Damiana Cavanha, uma líder referência na luta pela terra entre os guarani-kaiowá em Mato Grosso do Sul, faleceu aos 81 anos de idade. Sua vida foi marcada por múltiplas tragédias e pela incansável luta pelo seu território tradicional, Apyka’i. Damiana nasceu na década de 1940 na tekoha Apyka’i, localizada no município de Dourados. Sua família foi expulsa por fazendeiros nos anos 1980, forçando-os a encontrar refúgio em reservas indígenas na região.

As reservas foram criadas pelo Serviço de Proteção aos Índios (SPI) no início do século 20, com o objetivo de liberar terras indígenas para exploração econômica, reduzindo a população indígena a pequenos espaços. Damiana tentou repetidamente retornar a Apyka’i, mas todas as tentativas resultaram em despejos, incluindo o último em 2016, que a forçou a viver nas margens da BR 463.

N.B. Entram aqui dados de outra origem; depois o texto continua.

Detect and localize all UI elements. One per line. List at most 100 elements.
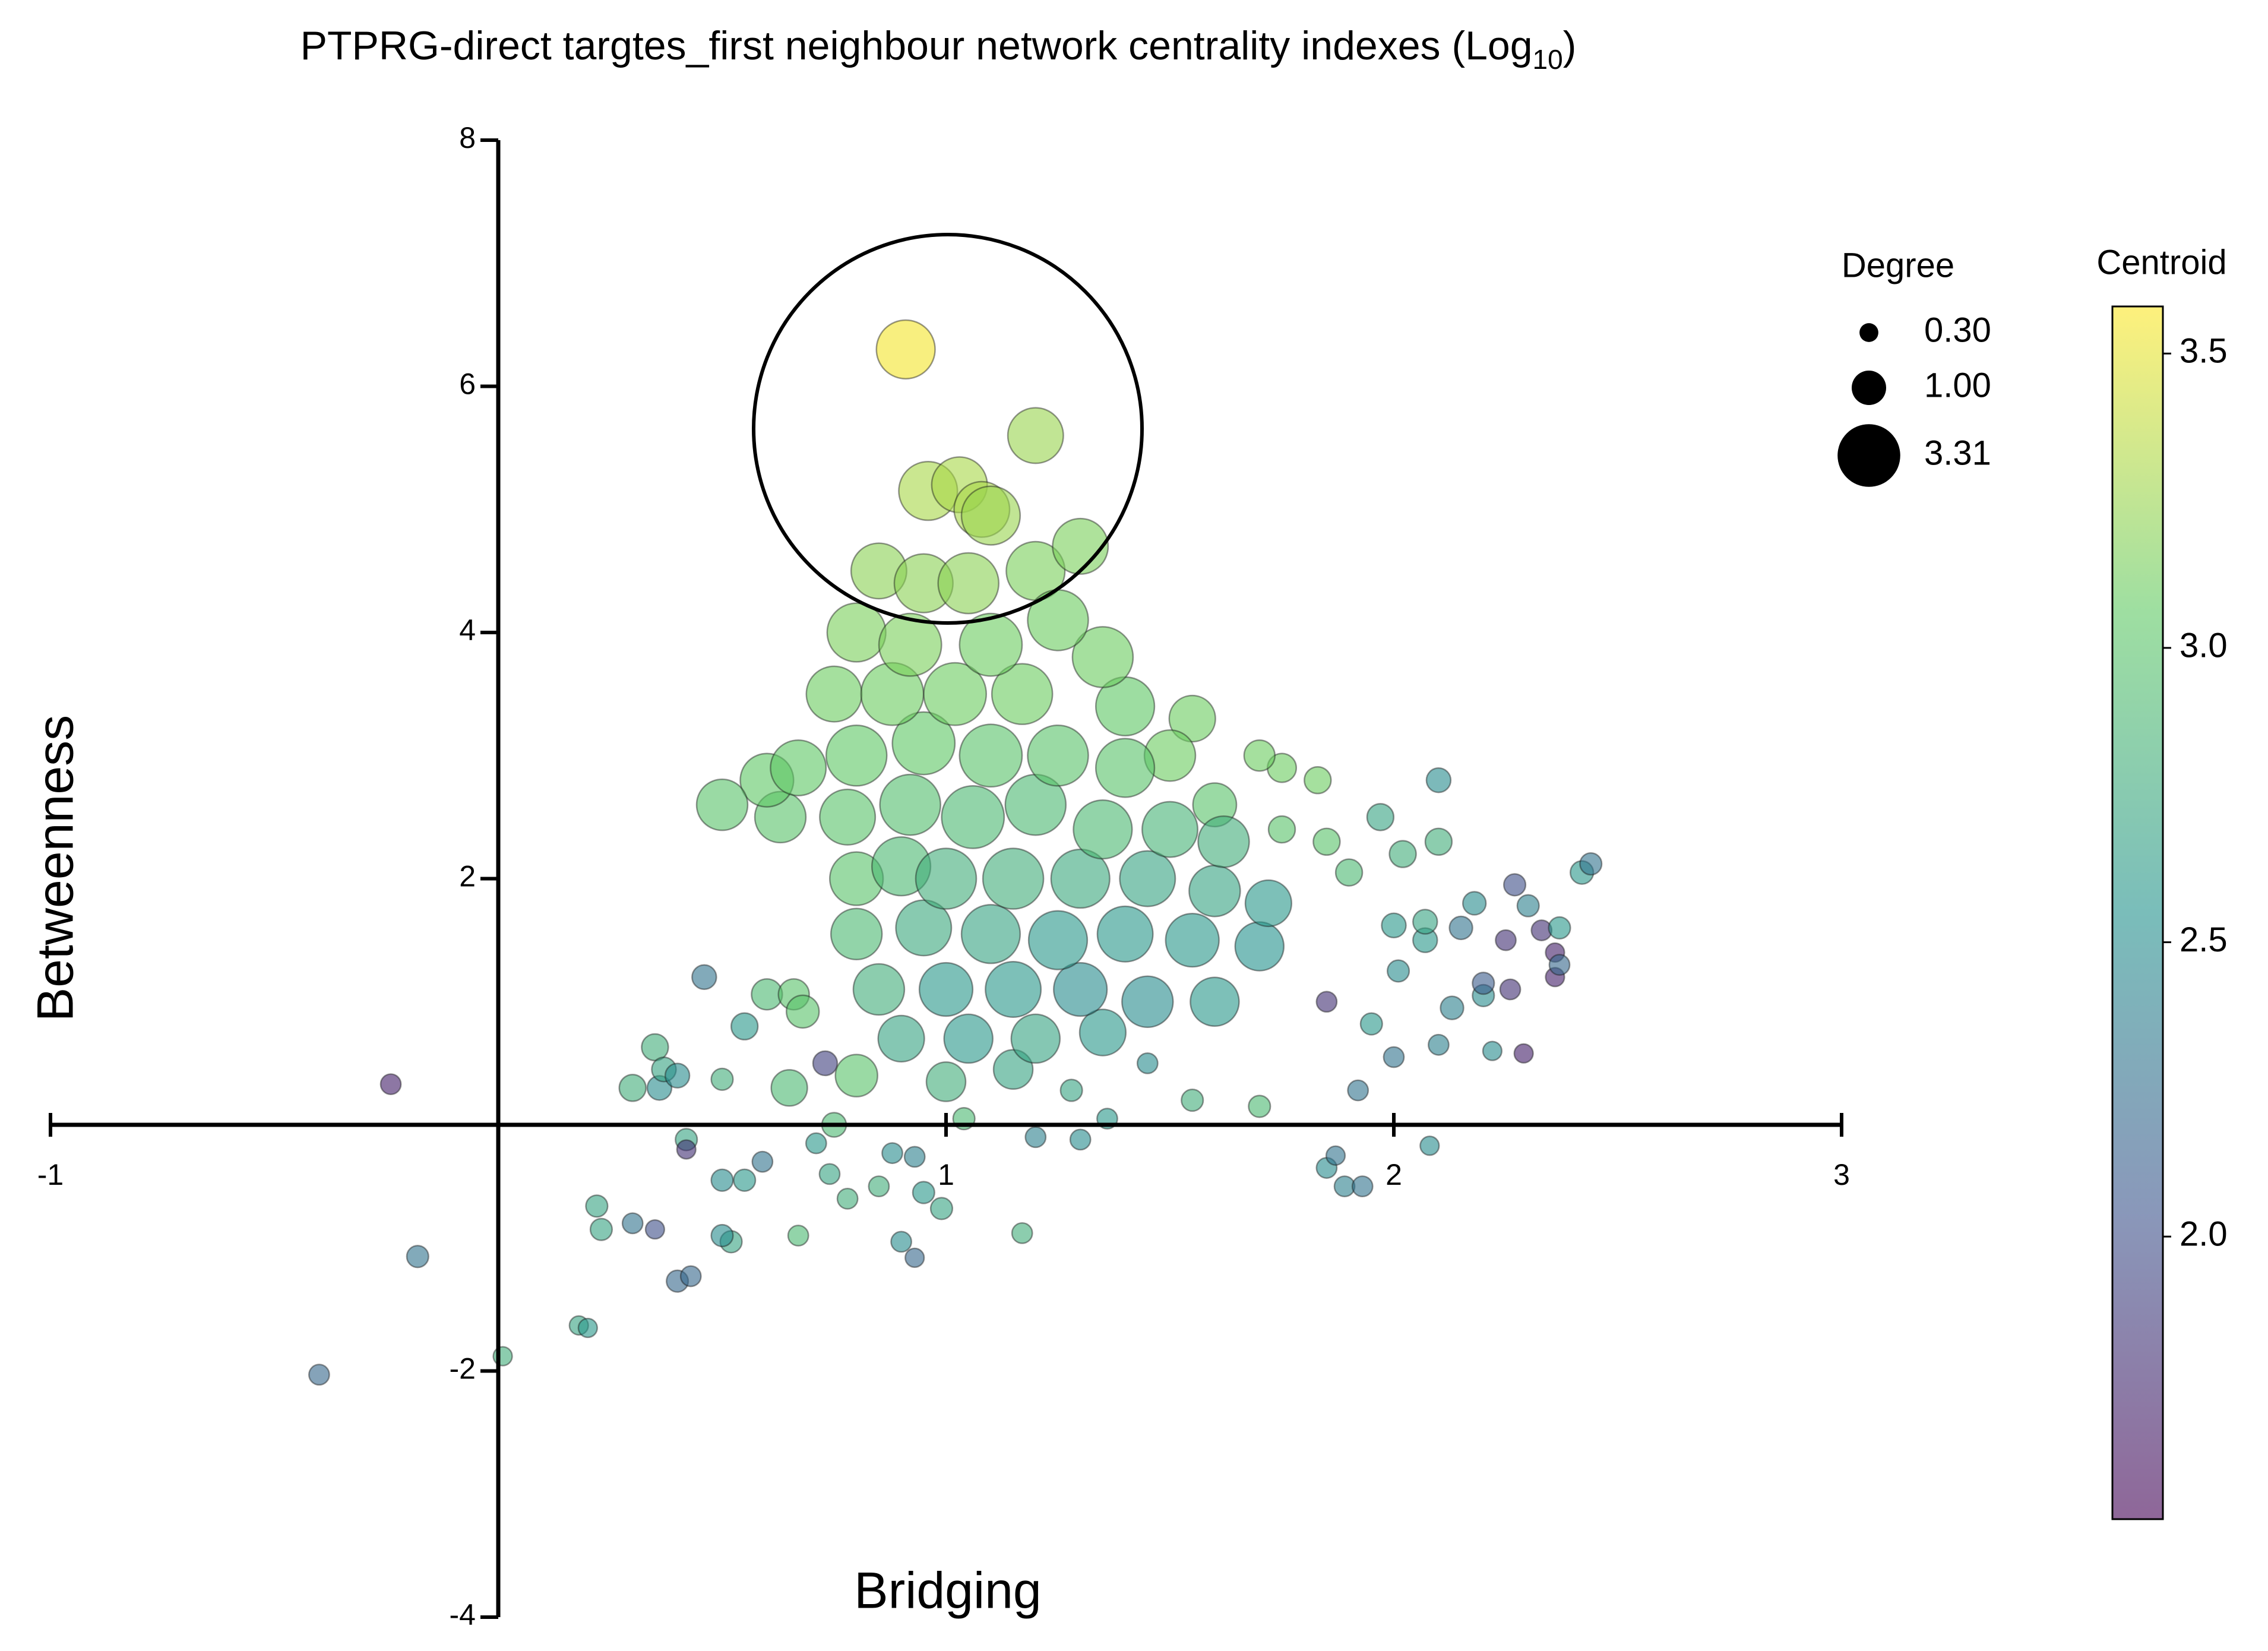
bubble [710,1067,734,1091]
bubble [770,1069,808,1107]
colorbar-title: Centroid [2096,243,2226,282]
bubble [691,964,717,991]
colorbar-tick-label: 2.0 [2180,1215,2228,1254]
bubble [1427,1033,1450,1056]
bubble [1419,1136,1440,1156]
bubble [1440,995,1464,1020]
size-legend-label: 0.30 [1924,311,1991,349]
bubble [1304,766,1332,795]
bubble [1197,815,1250,868]
bubble [1052,517,1109,575]
chart-title: PTPRG-direct targtes_first neighbour net… [300,23,1577,75]
y-tick-label: 8 [459,121,476,154]
bubble [879,773,941,836]
bubble [770,739,827,796]
bubble [895,899,953,957]
bubble [1462,891,1487,916]
title-subscript: 10 [1533,44,1563,75]
axes: -1 1 2 3 -4 -2 2 4 6 8 [37,121,1850,1631]
bubble [1071,626,1134,688]
bubble [1502,873,1527,897]
bubble [1121,975,1174,1029]
bubble [618,1074,647,1102]
bubble [830,907,883,961]
bubble [929,1197,954,1220]
bubble [1096,905,1154,963]
bubble [1495,929,1517,951]
bubble [875,319,936,379]
bubble [1119,850,1176,907]
legend: Degree 0.30 1.00 3.31 Centroid 2.0 2.5 3.0 3.5 [1837,243,2228,1520]
bubble [1078,1008,1127,1057]
bubble [1351,1175,1374,1198]
y-tick-label: -2 [450,1352,476,1386]
bubble [925,1061,967,1102]
bubble [733,1168,757,1192]
x-tick-label: 1 [938,1158,954,1191]
bubble [881,1142,903,1165]
bubble [308,1364,330,1386]
bubble [1315,991,1338,1013]
bubble [834,1054,878,1097]
bubble [904,1247,925,1268]
bubble [644,1219,666,1240]
bubble [1388,840,1417,868]
title-suffix: ) [1563,23,1577,68]
bubble [1011,1222,1033,1244]
y-tick-label: 4 [459,613,476,647]
bubble [1010,1013,1061,1064]
bubble [1141,801,1199,858]
bubble [406,1245,429,1269]
bubble [937,552,1000,615]
bubble [923,662,988,726]
colorbar [2111,305,2164,1520]
bubble [1027,724,1089,787]
bubble [1516,894,1540,918]
bubble [1366,803,1395,831]
bubble [1548,954,1571,976]
bubble [1095,738,1156,798]
bubble [585,1194,609,1218]
bubble [1248,1095,1271,1118]
bubble [825,724,888,787]
size-legend-title: Degree [1842,246,1954,284]
bubble [868,1175,890,1198]
bubble [1381,912,1407,939]
x-tick-label: 3 [1833,1158,1850,1191]
size-legend-marker [1859,323,1878,342]
bubble [1027,589,1089,651]
bubble [710,1168,734,1192]
bubble [1027,910,1089,970]
y-tick-label: 6 [459,368,476,401]
bubble [1234,921,1285,972]
bubble [891,711,956,776]
bubble [890,1231,913,1253]
bubble [589,1217,613,1241]
bubble [960,904,1021,964]
bubble [1050,848,1111,909]
bubble [492,1346,513,1367]
bubble [1053,961,1108,1017]
bubble [1024,1126,1047,1149]
bubble [918,961,974,1017]
bubble [1383,1046,1405,1068]
x-tick-label: -1 [37,1158,64,1191]
bubble [991,663,1054,725]
bubble [805,665,863,723]
bubble [1472,972,1495,995]
bubble [785,994,820,1029]
bubble [852,963,906,1016]
colorbar-tick-label: 3.0 [2180,626,2228,665]
bubble [878,612,942,677]
bubble [959,723,1023,788]
bubble [877,1014,925,1063]
bubble [992,1049,1034,1090]
title-main: PTPRG-direct targtes_first neighbour net… [300,23,1533,68]
bubble [751,1150,774,1173]
bubble [960,485,1021,546]
bubble [1181,1088,1204,1112]
bubble [1425,767,1452,793]
colorbar-tick-label: 2.5 [2180,921,2228,959]
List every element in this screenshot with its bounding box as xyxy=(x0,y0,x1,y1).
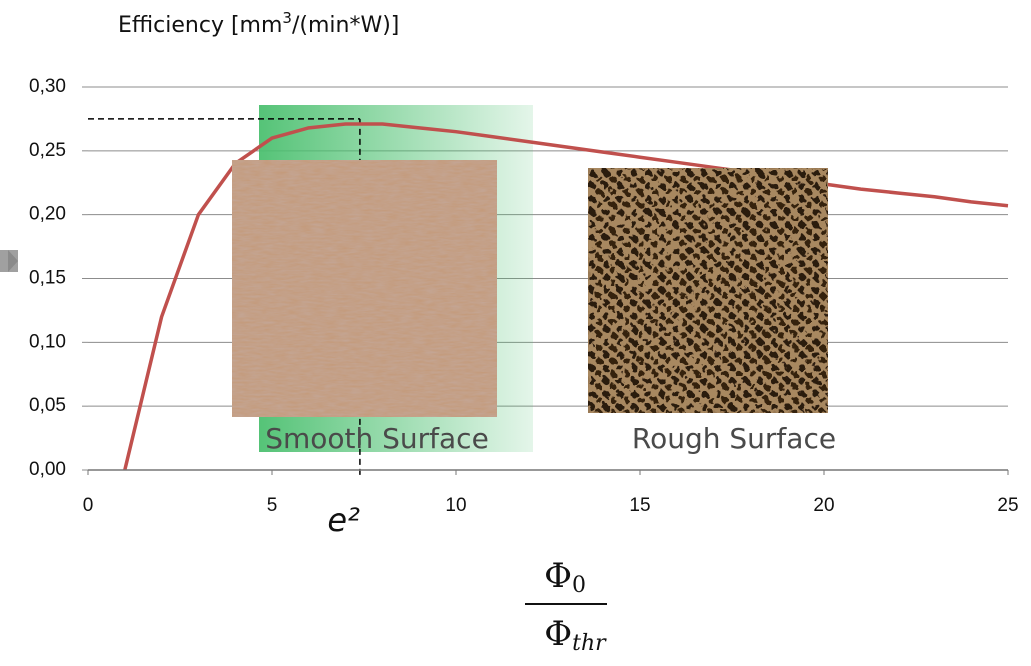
y-label-text: Efficiency [mm xyxy=(118,13,282,38)
rough-surface-texture xyxy=(588,168,828,413)
y-tick-label: 0,25 xyxy=(29,140,66,161)
x-tick-label: 25 xyxy=(997,495,1018,516)
y-tick-label: 0,05 xyxy=(29,395,66,416)
x-label-den-sub: thr xyxy=(572,631,607,656)
y-tick-label: 0,10 xyxy=(29,331,66,352)
x-label-num-sub: 0 xyxy=(572,573,586,598)
series xyxy=(123,122,1009,471)
x-tick-label: 0 xyxy=(83,495,94,516)
data-line xyxy=(123,122,1009,471)
side-marker-arrow xyxy=(8,250,18,272)
x-label-numerator: Φ0 xyxy=(544,556,586,598)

Ao longo dos anos, Damiana enfrentou a perda de oito parentes por atropelamento, o suicídio de três outros familiares, e a morte de uma anciã de sua comunidade por envenenamento, evidenciando a tragédia e o sofrimento extremo vividos pelos guarani-kaiowá em Mato Grosso do Sul devido à expropriação de terras e à inoperância do Estado na demarcação de territórios.

Mesmo diante de todas as adversidades, Damiana perseverou, enfrentando ameaças e violência, mas sem nunca perder a esperança de ver seu território demarcado. Ela faleceu em 7 de novembro após sentir-se mal em casa, sendo levada ao hospital da Missão Caiuá em Dourados, onde veio a óbito. Nos últimos anos, Damiana repetia sua vontade de ser enterrada em Apyka’i, o lugar que lhe foi negado de viver.

Seu legado de força, coragem e esperança viverá na memória de sua família, comunidade e de todos aqueles que tiveram a oportunidade de aprender com sua história e sabedoria. Damiana deixa um exemplo de luta a ser seguido e uma mensagem de resistência que ressoará entre os guarani-kaiowá e além. Sua partida deixa um vácuo, mas também fortalece o compromisso de todos que trabalham pela justiça e demarcação das terras indígenas no Brasil.

O funeral de Damiana Cavanha é um testemunho da injustiça enfrentada pelos povos indígenas, mas também da determinação e resiliência que ela personificou ao longo de sua vida. Que seu legado inspire e mobilize todos aqueles que lutam ao lado dos povos originários do Brasil.